Bring Your Own Prompts
The custom_prompt_judge API is designed to help you quickly and easily create LLM scorers when you need full control over the judge's prompt or need to return multiple output values beyond "pass" / "fail", for example, "great", "ok", "bad".
You provide a prompt template that has placeholders for specific fields in your app's trace and define the output choices the judge can select. The LLM judge model uses these inputs to select the best output choice and provides a rationale for its selection.
We recommend starting with guidelines-based judges and only using prompt-based judges if you need more control or can't write your evaluation criteria as pass/fail guidelines. Guidelines-based judges have the distinct advantage of being easy to explain to business stakeholders and can often be directly written by domain experts.
Example Usage
from mlflow.genai.judges import custom_prompt_judge
from mlflow.genai.scorers import scorer
issue_resolution_prompt = """
Evaluate the entire conversation between a customer and an LLM-based agent. Determine if the issue was resolved in the conversation.
You must choose one of the following categories.
[[fully_resolved]]: The response directly and comprehensively addresses the user's question or problem, providing a clear solution or answer.
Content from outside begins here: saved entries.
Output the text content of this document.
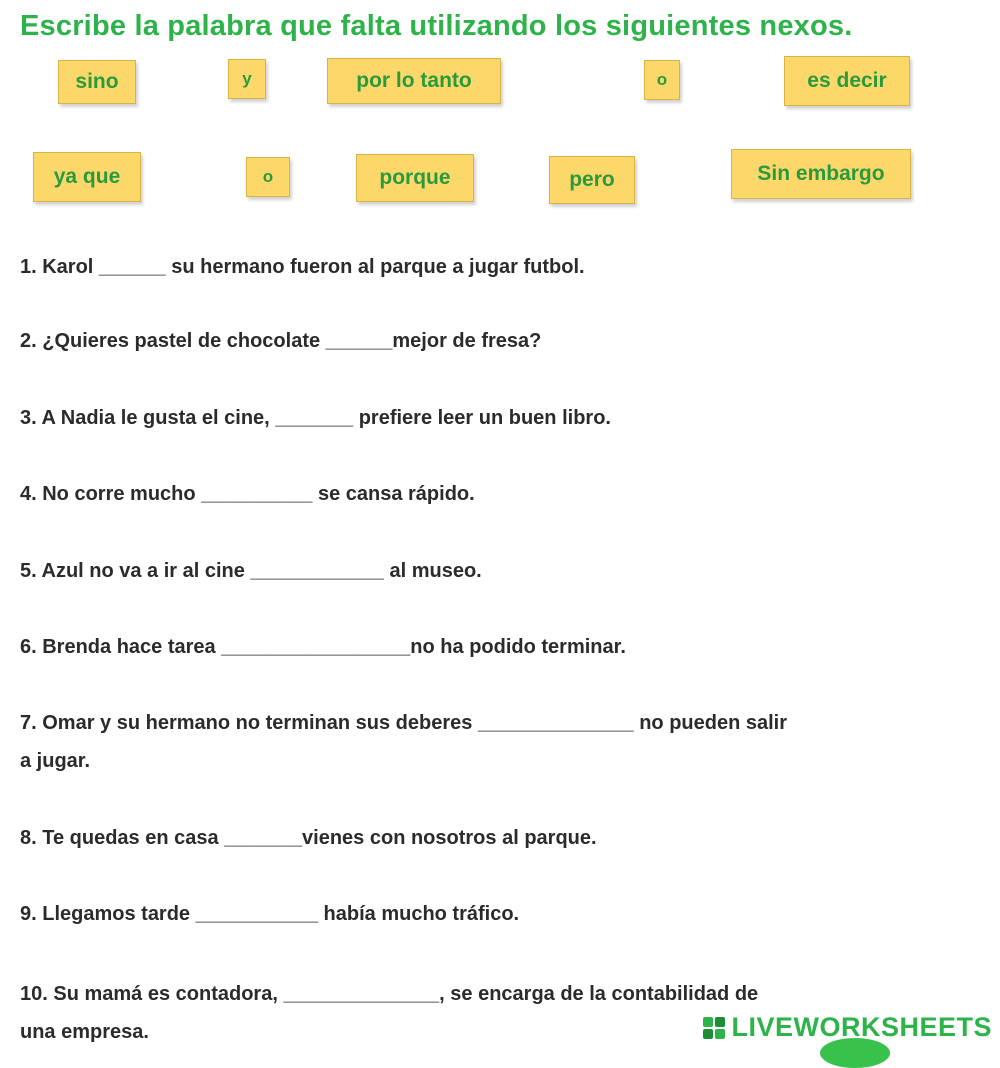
Escribe la palabra que falta utilizando los siguientes nexos.
sino	y	por lo tanto	o	es decir
ya que	o	porque	pero	Sin embargo
1. Karol ______ su hermano fueron al parque a jugar futbol.
2. ¿Quieres pastel de chocolate ______mejor de fresa?
3. A Nadia le gusta el cine, _______ prefiere leer un buen libro.
4. No corre mucho __________ se cansa rápido.
5. Azul no va a ir al cine ____________ al museo.
6. Brenda hace tarea _________________no ha podido terminar.
7. Omar y su hermano no terminan sus deberes ______________ no pueden salir
a jugar.
8. Te quedas en casa _______vienes con nosotros al parque.
9. Llegamos tarde ___________ había mucho tráfico.
10. Su mamá es contadora, ______________, se encarga de la contabilidad de
una empresa.	LIVEWORKSHEETS
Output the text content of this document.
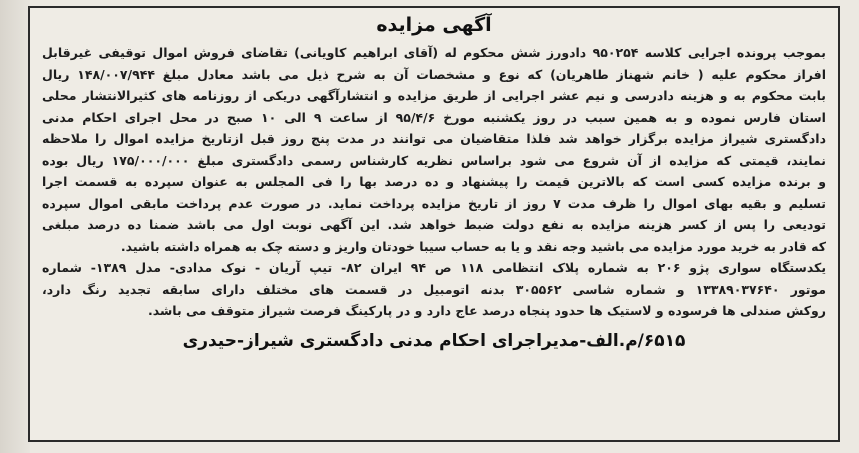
آگهی مزایده
بموجب پرونده اجرایی کلاسه ۹۵۰۲۵۴ دادورز شش محکوم له (آقای ابراهیم کاویانی) تقاضای فروش اموال توقیفی غیرقابل
افراز محکوم علیه ( خانم شهناز طاهریان) که نوع و مشخصات آن به شرح ذیل می باشد معادل مبلغ ۱۴۸/۰۰۷/۹۴۴ ریال
بابت محکوم به و هزینه دادرسی و نیم عشر اجرایی از طریق مزایده و انتشارآگهی دریکی از روزنامه های کثیرالانتشار محلی
استان فارس نموده و به همین سبب در روز یکشنبه مورخ ۹۵/۴/۶ از ساعت ۹ الی ۱۰ صبح در محل اجرای احکام مدنی
دادگستری شیراز مزایده برگزار خواهد شد فلذا متقاضیان می توانند در مدت پنج روز قبل ازتاریخ مزایده اموال را ملاحظه
نمایند، قیمتی که مزایده از آن شروع می شود براساس نظریه کارشناس رسمی دادگستری مبلغ ۱۷۵/۰۰۰/۰۰۰ ریال بوده
و برنده مزایده کسی است که بالاترین قیمت را پیشنهاد و ده درصد بها را فی المجلس به عنوان سپرده به قسمت اجرا
تسلیم و بقیه بهای اموال را ظرف مدت ۷ روز از تاریخ مزایده پرداخت نماید. در صورت عدم پرداخت مابقی اموال سپرده
تودیعی را پس از کسر هزینه مزایده به نفع دولت ضبط خواهد شد. این آگهی نوبت اول می باشد ضمنا ده درصد مبلغی
که قادر به خرید مورد مزایده می باشید وجه نقد و یا به حساب سیبا خودتان واریز و دسته چک به همراه داشته باشید.
یکدستگاه سواری پژو ۲۰۶ به شماره پلاک انتظامی ۱۱۸ ص ۹۴ ایران ۸۲- تیپ آریان - نوک مدادی- مدل ۱۳۸۹- شماره
موتور ۱۳۳۸۹۰۳۷۶۴۰ و شماره شاسی ۳۰۵۵۶۲ بدنه اتومبیل در قسمت های مختلف دارای سابقه تجدید رنگ دارد،
روکش صندلی ها فرسوده و لاستیک ها حدود پنجاه درصد عاج دارد و در پارکینگ فرصت شیراز متوقف می باشد.
۶۵۱۵/م.الف-مدیراجرای احکام مدنی دادگستری شیراز-حیدری
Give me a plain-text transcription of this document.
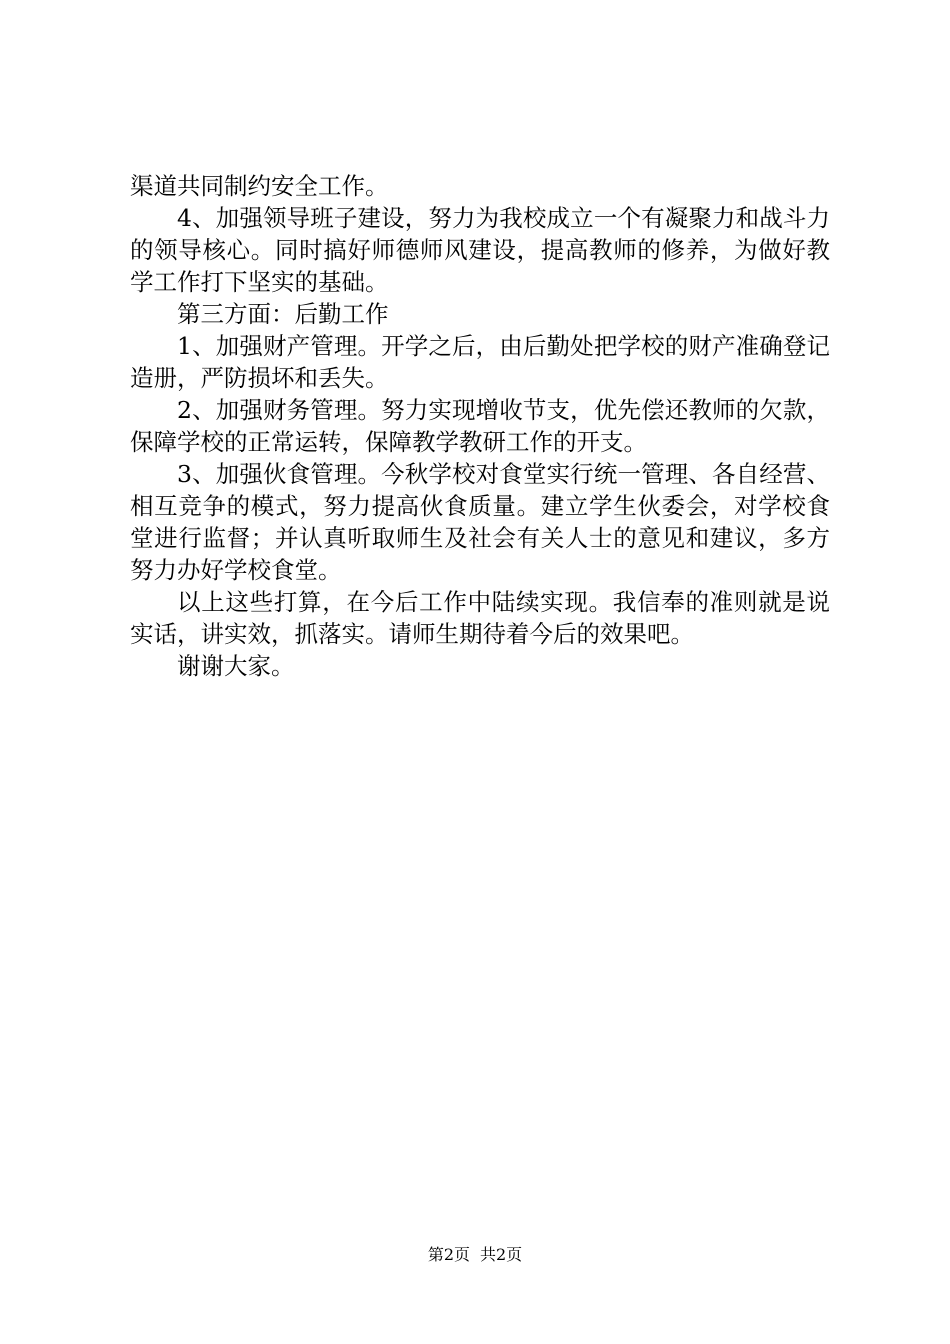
渠道共同制约安全工作。

4、加强领导班子建设，努力为我校成立一个有凝聚力和战斗力的领导核心。同时搞好师德师风建设，提高教师的修养，为做好教学工作打下坚实的基础。

第三方面：后勤工作

1、加强财产管理。开学之后，由后勤处把学校的财产准确登记造册，严防损坏和丢失。

2、加强财务管理。努力实现增收节支，优先偿还教师的欠款，保障学校的正常运转，保障教学教研工作的开支。

3、加强伙食管理。今秋学校对食堂实行统一管理、各自经营、相互竞争的模式，努力提高伙食质量。建立学生伙委会，对学校食堂进行监督；并认真听取师生及社会有关人士的意见和建议，多方努力办好学校食堂。

以上这些打算，在今后工作中陆续实现。我信奉的准则就是说实话，讲实效，抓落实。请师生期待着今后的效果吧。

谢谢大家。

第2页 共2页
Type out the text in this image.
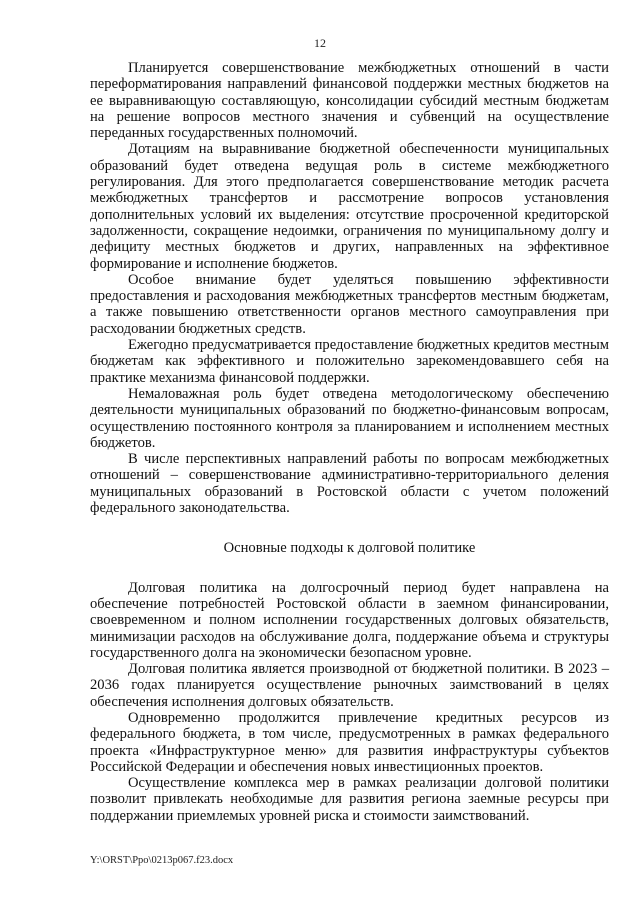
12

Планируется совершенствование межбюджетных отношений в части переформатирования направлений финансовой поддержки местных бюджетов на ее выравнивающую составляющую, консолидации субсидий местным бюджетам на решение вопросов местного значения и субвенций на осуществление переданных государственных полномочий.

Дотациям на выравнивание бюджетной обеспеченности муниципальных образований будет отведена ведущая роль в системе межбюджетного регулирования. Для этого предполагается совершенствование методик расчета межбюджетных трансфертов и рассмотрение вопросов установления дополнительных условий их выделения: отсутствие просроченной кредиторской задолженности, сокращение недоимки, ограничения по муниципальному долгу и дефициту местных бюджетов и других, направленных на эффективное формирование и исполнение бюджетов.

Особое внимание будет уделяться повышению эффективности предоставления и расходования межбюджетных трансфертов местным бюджетам, а также повышению ответственности органов местного самоуправления при расходовании бюджетных средств.

Ежегодно предусматривается предоставление бюджетных кредитов местным бюджетам как эффективного и положительно зарекомендовавшего себя на практике механизма финансовой поддержки.

Немаловажная роль будет отведена методологическому обеспечению деятельности муниципальных образований по бюджетно-финансовым вопросам, осуществлению постоянного контроля за планированием и исполнением местных бюджетов.

В числе перспективных направлений работы по вопросам межбюджетных отношений – совершенствование административно-территориального деления муниципальных образований в Ростовской области с учетом положений федерального законодательства.

Основные подходы к долговой политике

Долговая политика на долгосрочный период будет направлена на обеспечение потребностей Ростовской области в заемном финансировании, своевременном и полном исполнении государственных долговых обязательств, минимизации расходов на обслуживание долга, поддержание объема и структуры государственного долга на экономически безопасном уровне.

Долговая политика является производной от бюджетной политики. В 2023 – 2036 годах планируется осуществление рыночных заимствований в целях обеспечения исполнения долговых обязательств.

Одновременно продолжится привлечение кредитных ресурсов из федерального бюджета, в том числе, предусмотренных в рамках федерального проекта «Инфраструктурное меню» для развития инфраструктуры субъектов Российской Федерации и обеспечения новых инвестиционных проектов.

Осуществление комплекса мер в рамках реализации долговой политики позволит привлекать необходимые для развития региона заемные ресурсы при поддержании приемлемых уровней риска и стоимости заимствований.

Y:\ORST\Ppo\0213p067.f23.docx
No further immediate action seems required from the user on the same core issue.
[[partially_resolved]]: The response offers some help or relevant information but doesn't completely solve the problem or answer the question. It might provide initial steps, require more information from the user, or address only a part of a multi-faceted query.
[[needs_follow_up]]: The response does not adequately address the user's query, misunderstands the core issue, provides unhelpful or incorrect information, or inappropriately deflects the question. The user will likely need to re-engage or seek further assistance.
Conversation to evaluate: {{conversation}}
"""
# Define a custom scorer that wraps the custom prompt judge to check if the issue was resolved
@scorer
def is_issue_resolved(inputs, outputs):
issue_judge = custom_prompt_judge(
name="issue_resolution",
prompt_template=issue_resolution_prompt,
# Optionally map the categories to numeric values for ease
# of aggregation and comparison. When not provided, the judge
# directly returns the choice value as a string.
numeric_values={
"fully_resolved": 1,
"partially_resolved": 0.5,
"needs_follow_up": 0,
},
)
# Pass values for the placeholders ({{conversation}}) as kwargs
conversation = inputs["messages"] + outputs["messages"]
return issue_judge(conversation=conversation)
Prompt requirements
The prompt template for the judge must have:
- Placeholders for input values with double curly braces, e.g.,
{{conversation}}
. - Choices for the judge to select from as output, enclosed in square brackets, e.g.,
[[fully_resolved]]
. The choice name can contain alphanumeric characters and underscores.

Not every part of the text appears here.